Chinese merchants on TikTok are taking precautionary measures to prepare for a looming ban of the short-video app in the United States, including switching to competing platforms and focusing on other overseas markets.
Qian Liu, a seller who runs 12 stores on TikTok targeting US consumers, has been marking down inventories and delaying the purchase of new stock, as she awaits the US Supreme Court’s final ruling on the app’s future.
Profits from her US business had been so impressive that she had planned to rent an office and hire local staff there, said Qian, who is based in Zhuhai city in southern Guangdong province. “But I haven’t done that yet because I feel that TikTok’s operations in the US aren’t stable,” she said.

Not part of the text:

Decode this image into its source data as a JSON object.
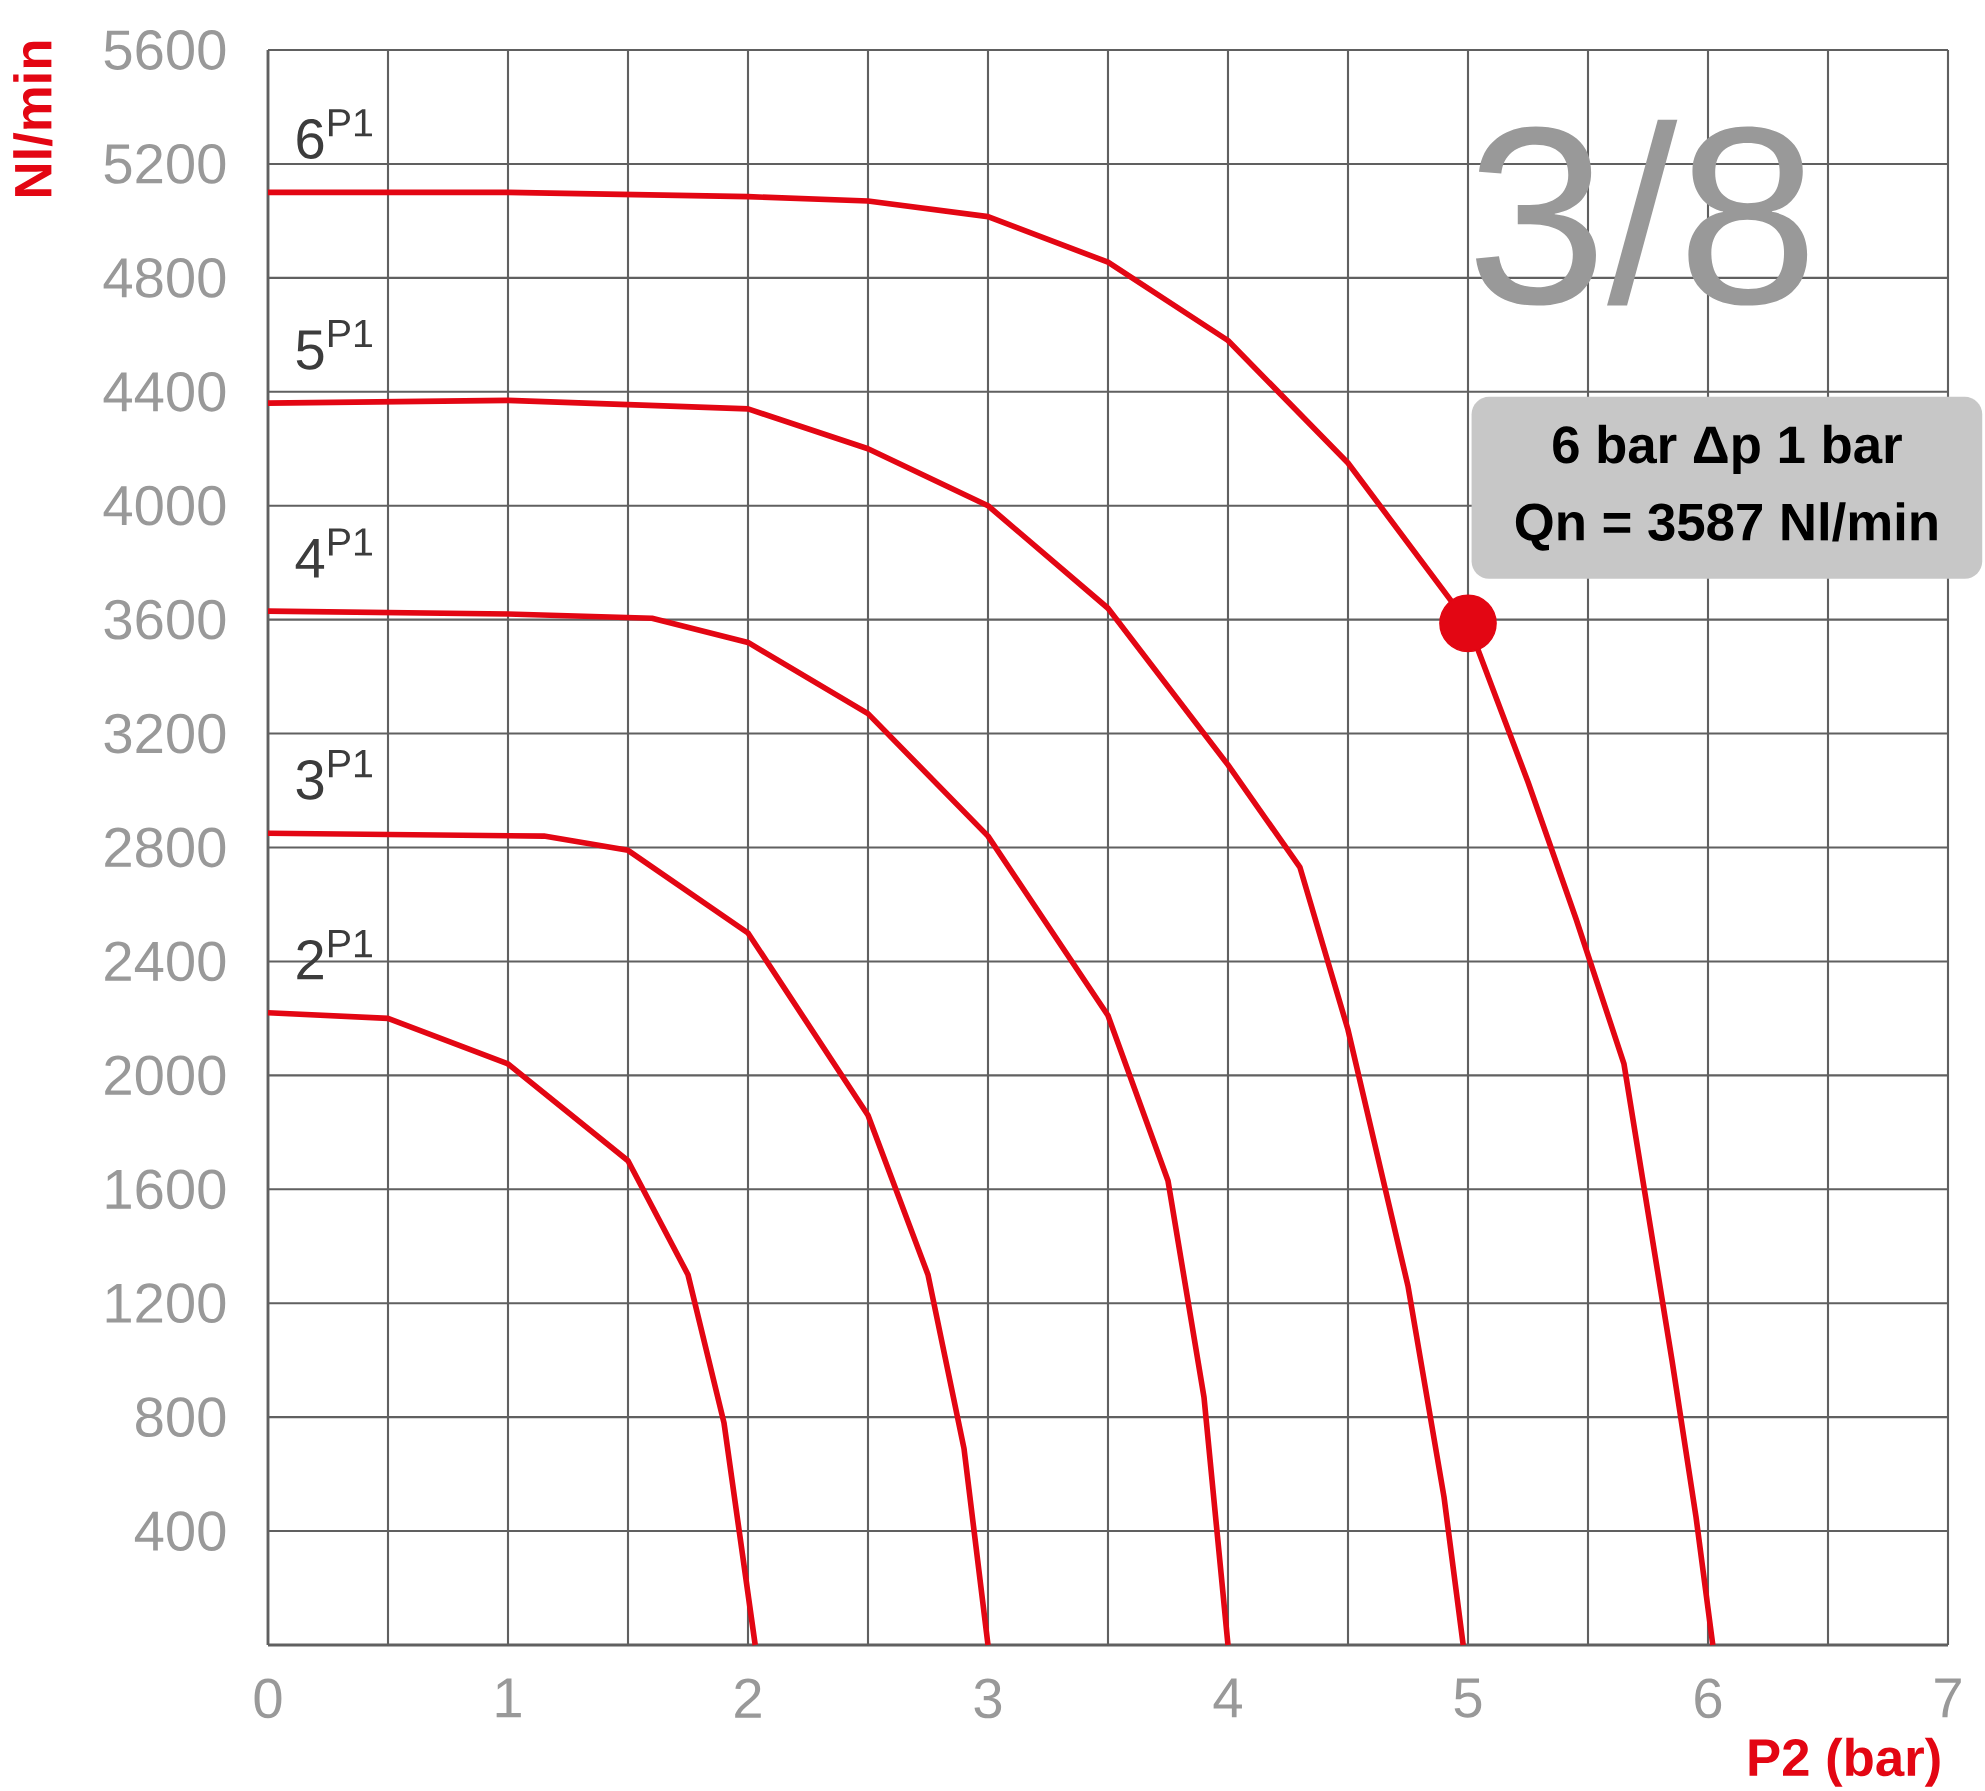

TikTok is fighting a law signed by US President Joe Biden last April, which requires its owner, Beijing-based social media giant ByteDance, to divest the app’s American operations to non-Chinese owners or be banned in US app stores.
Questions posed by Supreme Court justices during last week’s oral arguments indicated that they leaned towards upholding the law. Absent of a divestment of TikTok’s US business, the ban will take effect on January 19 – a day before the inauguration of president-elect Donald Trump.
Having invested heavily in her US business through TikTok Shop, Qian said she would “definitely expand to other platforms” like Amazon.com and Shein. She is also mulling Spain and Mexico as potential markets.